The times, they are a-changin’ at the Florida Press Center.
Since 1988, the tan three-story building in downtown Tallahassee has been the home-away-from-home for many of the state’s newspapers, wire services and television and radio stations. (It replaced another building torn down to make way for what is now downtown’s Kleman Plaza.)
But the Florida Press Association sold the College Avenue property in late 2014, saying it no longer wanted to be a landlord. The new owners soon added a lawyer’s office and a counseling practice to the tenant mix.
Even before the sale, the News Service of Florida vacated its space for another nearby building. Later, the First Amendment Association, the state’s open government watchdog, also moved to alternate offices in Tallahassee.
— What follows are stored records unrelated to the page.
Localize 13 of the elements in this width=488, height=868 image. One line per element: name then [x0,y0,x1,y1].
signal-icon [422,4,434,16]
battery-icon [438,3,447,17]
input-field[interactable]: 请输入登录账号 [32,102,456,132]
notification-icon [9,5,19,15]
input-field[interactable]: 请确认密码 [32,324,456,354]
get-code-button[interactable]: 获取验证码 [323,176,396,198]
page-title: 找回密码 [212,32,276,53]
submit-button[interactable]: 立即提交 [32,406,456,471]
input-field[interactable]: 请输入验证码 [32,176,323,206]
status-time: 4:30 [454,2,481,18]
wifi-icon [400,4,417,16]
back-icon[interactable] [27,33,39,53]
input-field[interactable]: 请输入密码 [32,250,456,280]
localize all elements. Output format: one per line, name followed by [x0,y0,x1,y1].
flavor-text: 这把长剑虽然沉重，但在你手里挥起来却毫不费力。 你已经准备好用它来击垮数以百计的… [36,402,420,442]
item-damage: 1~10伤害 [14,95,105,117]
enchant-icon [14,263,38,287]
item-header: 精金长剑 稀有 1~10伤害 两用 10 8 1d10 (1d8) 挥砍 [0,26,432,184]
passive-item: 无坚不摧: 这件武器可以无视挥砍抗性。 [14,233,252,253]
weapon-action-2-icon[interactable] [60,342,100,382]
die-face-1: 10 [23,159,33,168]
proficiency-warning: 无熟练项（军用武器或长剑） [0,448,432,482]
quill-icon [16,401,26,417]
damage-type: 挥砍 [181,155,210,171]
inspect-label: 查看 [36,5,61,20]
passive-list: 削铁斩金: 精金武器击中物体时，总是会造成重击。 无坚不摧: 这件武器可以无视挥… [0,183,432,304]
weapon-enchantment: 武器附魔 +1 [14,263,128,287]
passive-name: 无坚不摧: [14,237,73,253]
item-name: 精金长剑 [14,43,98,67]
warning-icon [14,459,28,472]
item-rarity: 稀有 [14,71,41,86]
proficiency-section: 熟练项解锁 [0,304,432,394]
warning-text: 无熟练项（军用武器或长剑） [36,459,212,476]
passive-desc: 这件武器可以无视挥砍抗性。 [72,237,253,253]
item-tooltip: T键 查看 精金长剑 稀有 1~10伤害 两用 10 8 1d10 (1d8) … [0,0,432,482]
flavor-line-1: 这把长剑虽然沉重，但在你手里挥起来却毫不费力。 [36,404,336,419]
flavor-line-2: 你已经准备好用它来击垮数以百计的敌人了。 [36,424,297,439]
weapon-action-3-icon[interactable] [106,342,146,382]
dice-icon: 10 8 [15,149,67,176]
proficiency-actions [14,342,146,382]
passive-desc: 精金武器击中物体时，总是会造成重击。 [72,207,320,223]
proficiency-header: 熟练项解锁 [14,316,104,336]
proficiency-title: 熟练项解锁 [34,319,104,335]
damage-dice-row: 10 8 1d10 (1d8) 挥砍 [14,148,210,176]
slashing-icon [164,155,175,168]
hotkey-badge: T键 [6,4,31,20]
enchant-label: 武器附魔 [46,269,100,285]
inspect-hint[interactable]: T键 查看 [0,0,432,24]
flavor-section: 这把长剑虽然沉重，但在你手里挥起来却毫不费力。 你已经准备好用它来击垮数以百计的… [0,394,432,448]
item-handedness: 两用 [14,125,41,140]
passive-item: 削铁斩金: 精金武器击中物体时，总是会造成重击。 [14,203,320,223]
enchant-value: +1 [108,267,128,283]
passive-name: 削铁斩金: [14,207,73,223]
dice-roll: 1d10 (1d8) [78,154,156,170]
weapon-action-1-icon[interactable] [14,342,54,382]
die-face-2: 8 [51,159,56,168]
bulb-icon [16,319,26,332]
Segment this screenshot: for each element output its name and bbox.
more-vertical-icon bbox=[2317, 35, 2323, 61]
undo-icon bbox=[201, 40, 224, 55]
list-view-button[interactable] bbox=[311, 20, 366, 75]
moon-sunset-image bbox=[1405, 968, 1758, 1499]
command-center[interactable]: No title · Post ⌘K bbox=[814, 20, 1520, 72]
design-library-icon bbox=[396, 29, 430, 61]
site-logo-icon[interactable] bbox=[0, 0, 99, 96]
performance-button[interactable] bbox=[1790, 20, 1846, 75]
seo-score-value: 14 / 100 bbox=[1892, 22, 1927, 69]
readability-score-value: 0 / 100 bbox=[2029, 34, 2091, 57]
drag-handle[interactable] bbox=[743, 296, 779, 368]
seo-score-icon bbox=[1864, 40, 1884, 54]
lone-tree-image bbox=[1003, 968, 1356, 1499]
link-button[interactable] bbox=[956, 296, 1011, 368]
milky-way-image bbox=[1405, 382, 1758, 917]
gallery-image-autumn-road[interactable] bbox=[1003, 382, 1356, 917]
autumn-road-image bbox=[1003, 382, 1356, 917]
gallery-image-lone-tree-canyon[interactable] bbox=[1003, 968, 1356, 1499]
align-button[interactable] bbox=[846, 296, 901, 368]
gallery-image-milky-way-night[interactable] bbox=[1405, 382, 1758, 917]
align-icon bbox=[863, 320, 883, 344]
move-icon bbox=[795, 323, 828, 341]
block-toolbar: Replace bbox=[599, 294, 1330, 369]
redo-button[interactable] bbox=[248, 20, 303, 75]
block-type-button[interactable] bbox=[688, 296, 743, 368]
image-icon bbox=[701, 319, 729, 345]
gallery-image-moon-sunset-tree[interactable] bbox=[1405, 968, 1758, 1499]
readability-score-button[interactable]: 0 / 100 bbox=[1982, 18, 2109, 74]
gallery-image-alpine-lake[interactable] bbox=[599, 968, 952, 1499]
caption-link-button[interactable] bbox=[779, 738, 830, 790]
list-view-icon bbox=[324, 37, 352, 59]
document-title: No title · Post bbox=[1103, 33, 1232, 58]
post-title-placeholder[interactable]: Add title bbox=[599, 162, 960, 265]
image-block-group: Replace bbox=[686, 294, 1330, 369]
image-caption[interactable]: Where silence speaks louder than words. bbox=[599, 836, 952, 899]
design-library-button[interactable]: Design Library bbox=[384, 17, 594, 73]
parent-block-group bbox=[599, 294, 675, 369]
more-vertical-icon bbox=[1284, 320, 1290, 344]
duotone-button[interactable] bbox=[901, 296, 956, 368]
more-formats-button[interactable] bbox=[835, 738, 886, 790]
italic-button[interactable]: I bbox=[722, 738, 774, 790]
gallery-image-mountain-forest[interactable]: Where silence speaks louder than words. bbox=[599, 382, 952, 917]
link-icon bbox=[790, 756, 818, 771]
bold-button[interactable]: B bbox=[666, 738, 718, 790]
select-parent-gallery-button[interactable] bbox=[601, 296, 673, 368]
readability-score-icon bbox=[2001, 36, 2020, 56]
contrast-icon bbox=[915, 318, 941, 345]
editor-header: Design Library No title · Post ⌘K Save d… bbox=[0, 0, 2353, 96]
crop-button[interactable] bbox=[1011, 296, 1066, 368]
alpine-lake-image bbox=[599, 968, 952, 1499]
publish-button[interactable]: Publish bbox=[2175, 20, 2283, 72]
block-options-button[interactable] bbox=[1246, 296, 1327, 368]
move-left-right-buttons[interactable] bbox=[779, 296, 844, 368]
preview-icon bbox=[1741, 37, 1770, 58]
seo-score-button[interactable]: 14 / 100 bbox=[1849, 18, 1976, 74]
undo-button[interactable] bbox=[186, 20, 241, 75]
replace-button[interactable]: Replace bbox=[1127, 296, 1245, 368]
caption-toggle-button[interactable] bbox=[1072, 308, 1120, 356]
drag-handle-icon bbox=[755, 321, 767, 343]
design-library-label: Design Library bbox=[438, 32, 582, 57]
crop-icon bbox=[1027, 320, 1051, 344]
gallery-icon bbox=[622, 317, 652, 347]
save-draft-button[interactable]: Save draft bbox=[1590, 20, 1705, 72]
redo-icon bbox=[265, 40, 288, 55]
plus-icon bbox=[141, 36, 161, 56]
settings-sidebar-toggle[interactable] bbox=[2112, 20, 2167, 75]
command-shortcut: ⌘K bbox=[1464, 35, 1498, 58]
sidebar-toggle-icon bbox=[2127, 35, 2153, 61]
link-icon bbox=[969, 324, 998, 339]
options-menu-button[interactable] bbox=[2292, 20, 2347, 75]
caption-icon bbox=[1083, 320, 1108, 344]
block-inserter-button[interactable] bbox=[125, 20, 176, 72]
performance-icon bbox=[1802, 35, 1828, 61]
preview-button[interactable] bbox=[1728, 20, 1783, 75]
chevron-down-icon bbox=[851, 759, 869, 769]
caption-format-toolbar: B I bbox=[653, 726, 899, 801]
More recently, the Press Center lost two legacy tenants with the closing of the Tampa Tribune and its capital bureau, and the laying off of the Sarasota Herald-Tribune’s last remaining full-time capital reporter, Lloyd Dunkelberger.
Now, it’s also lost a chunk of history.
Gone are the portraits that hung on the walls of the building’s press conference room.
They depicted the members of the Florida Newspaper Hall of Fame, recognizing “individuals who have rendered outstanding service in the field of newspaper journalism in Florida.”
Among them are FLORIDA TODAY and USA TODAY founder Al Neuharth and legendary UPI Florida bureau chief Barbara Frye. The Capitol Press Corps’ scholarship program is named after her.
The photos were packed up and shipped to St. Petersburg, says Florida Press Association CEO Dean Ridings.
“They are moving to their new permanent home at Poynter,” he said, referring to the nonprofit journalism education organization. The photographs also can be viewed online.
All is not lost for the press cred of the building, where not too long ago Pulitzer Prize winners like Lucy Morgan and Paige St. John trod its halls.
Last year, POLITICO Florida moved five reporters into empty space on the second story.
And the Miami Herald/Tampa Bay Times Tallahassee bureau still maintains offices on the third floor, as does the Associated Press.
That means the walls will continue to echo the booming voice of AP scribe and press corps éminence grise Gary Fineout, perhaps for years to come.